Most of the time, I want to do ritual with other people. I long for a physical religious community. I try to build it as best I can (stumbling along the way). Community is important to me.
But some rituals are just better in private.
I’m the type of person that is constantly working. I’m either writing or reading or praying or putting together charms or whatever else is on the list for that day. I rarely give myself an actual break where I’m not doing or thinking anything. But yesterday I took a break and decided to relax. I still managed to make it work, of course – rather than just a simple bath I had to take a super intense cleansing bath with various incense, herbs, oils, salts, and candles – but it was nice to have that time.
To not worry about how to make a prayer just right or how to tinker with a ritual. To not worry about getting the phrasing on a story just so or conveying the proper way to approach the gods and spirits. Taking some time to myself was nice.
During that time I still ended up fervently praying as I scrubbed my skin red. I mumbled and growled out certain phrases, exclaiming others clearly, before finally being able to fall peacefully into bed. It was, at its core, a cleansing ritual, and one that had to be done in private. It would have lost power if it had been shared with another human.

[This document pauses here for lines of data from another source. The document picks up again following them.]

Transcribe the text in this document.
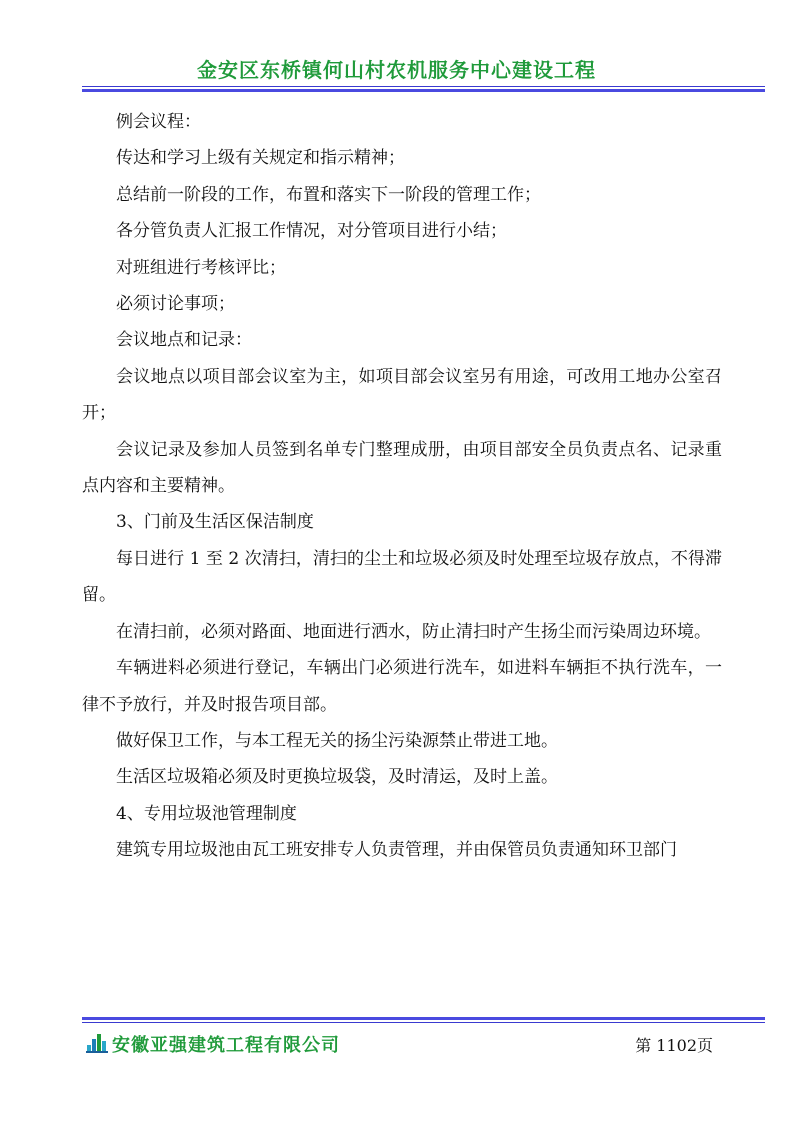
金安区东桥镇何山村农机服务中心建设工程

例会议程：

传达和学习上级有关规定和指示精神；

总结前一阶段的工作，布置和落实下一阶段的管理工作；

各分管负责人汇报工作情况，对分管项目进行小结；

对班组进行考核评比；

必须讨论事项；

会议地点和记录：

会议地点以项目部会议室为主，如项目部会议室另有用途，可改用工地办公室召开；

会议记录及参加人员签到名单专门整理成册，由项目部安全员负责点名、记录重点内容和主要精神。

3、门前及生活区保洁制度

每日进行 1 至 2 次清扫，清扫的尘土和垃圾必须及时处理至垃圾存放点，不得滞留。

在清扫前，必须对路面、地面进行洒水，防止清扫时产生扬尘而污染周边环境。

车辆进料必须进行登记，车辆出门必须进行洗车，如进料车辆拒不执行洗车，一律不予放行，并及时报告项目部。

做好保卫工作，与本工程无关的扬尘污染源禁止带进工地。

生活区垃圾箱必须及时更换垃圾袋，及时清运，及时上盖。

4、专用垃圾池管理制度

建筑专用垃圾池由瓦工班安排专人负责管理，并由保管员负责通知环卫部门

安徽亚强建筑工程有限公司	第 1102页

There are other rituals that I do in private. Some with the Dierne aren’t meant to be shared with others. My possession work with the Laetha is very private; where I can discuss the specifics of most of my practices even if people aren’t allowed to join in on some of them, I can’t discuss the setup of the Laetha’s possession work. I can discuss the feelings it brings on, what happens in-possession, but not what occurs before. I can’t share the symbols associated with it.
There’s much I can or could take pictures of for other parts of my work, rituals I could video tape and share. There are some which are going into an Otherfaith ritual book. Yet there are still others that should be given only through oral information, only face to face. And that, it seems, is the norm. Even open traditions and religions have their specifics, their shared rituals that only those in the local group truly know.
So I’m taking this time to be thankful for my solitude. It isn’t something I often enjoy, religiously, but it is something to be grateful for in moments like these.
Are people excited for National Novel Writing Month next month? I am! I’ll be taking November to work even more intensively on the mythos book of the Otherfaith, which will hopefully be the final push before it is ready to be published.
Also exciting is Halloween. Halloween for me is a holiday of sweets and thrills. I’ve made little charms celebrating the more cutesy side of Halloween for my shop, and I’m already planning what movie I’ll go see once Halloween rolls around. I’ll write up a little bit about Halloween in the Otherfaith – it isn’t a day of ancestral worship for us, nor do I celebrate Samhain. The end of October marks my favorite time of year, though, so the holiday does have important meaning in my life.
In other news – I’m participating in the 40 Days to Keep Abortion Legal prayer & ritual movement. I highly encourage others to be involved as well. Yes, I will be writing a longer post about this. How much of the Otherfaith will be mentioned in regards to abortion is debatable – we’ll see.